Isso pode ser feito tanto oralmente quanto por escrito. Mas é muito improvável que o oral seja superior ao escrito nesse caso. Pois o tipo de calma e precisão que o escrito permite não estão ao alcance da fala. Em um texto você pode desenvolver seu pensamento, e seu leitor pode acompanhá-lo, e alguém dois anos depois (talvez você mesmo) pode encontrar uma falha crucial.

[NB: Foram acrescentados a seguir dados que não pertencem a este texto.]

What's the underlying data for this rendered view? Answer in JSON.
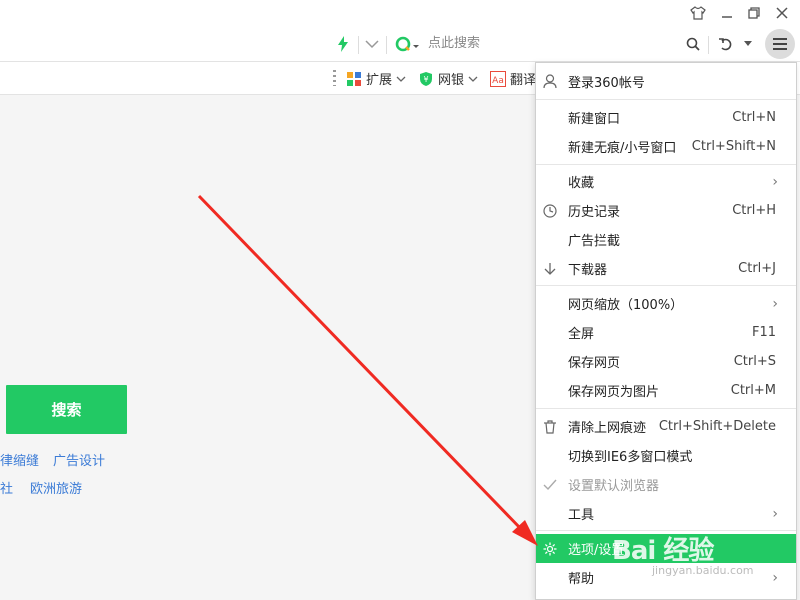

Conversas filosóficas são, na minha opinião, uma das melhores coisas da vida; também adoro uma boa aula; mas para o desenvolvimento da filosofia, não há dúvida de que os livros contribuíram mais do que as aulas e as conversas, por mais necessárias que elas também sejam.

É possível que um professor desenvolva oralmente em sala uma Suma Teológica, e que nada daquilo seja escrito? É possível. É, porém, muito improvável, pois dificilmente ele não se perderia no meio sem ter algo escrito para se guiar; fora o trabalho de se lembrar e pensar na hora em todos os argumentos e objeções. Mas não dá para negar que seja possível; se algo pode ser escrito, pode igualmente ser falado. Duvido, contudo, que tal coisa jamais tenha acontecido. Talvez Aristóteles, cujas obras que chegaram a nós são anotações de aula, seja um caso desses? Ou ainda mais Sócrates, que se recusava a escrever? Pois vejam: o pensamento dos dois só teve a importância que teve porque alguém se dignou a escrevê-lo ou anotá-lo, eternizando o efêmero.

E quem acha que as doutrinas não-escritas de Platão eram superiores à sua obra filosófica escrita, bem, que mostrem quais eram essas doutrinas e como eles ficaram sabendo delas. (Olavo diz isso? Não sei; sei que é opinião corrente entre alunos seus, inclusive alguns desta casa, que espero ter provocado a se manifestarem...). E mais: mostrem o que foi feito delas ao longo da história, para que mereçam essa consideração exaltada que lhes é concedida.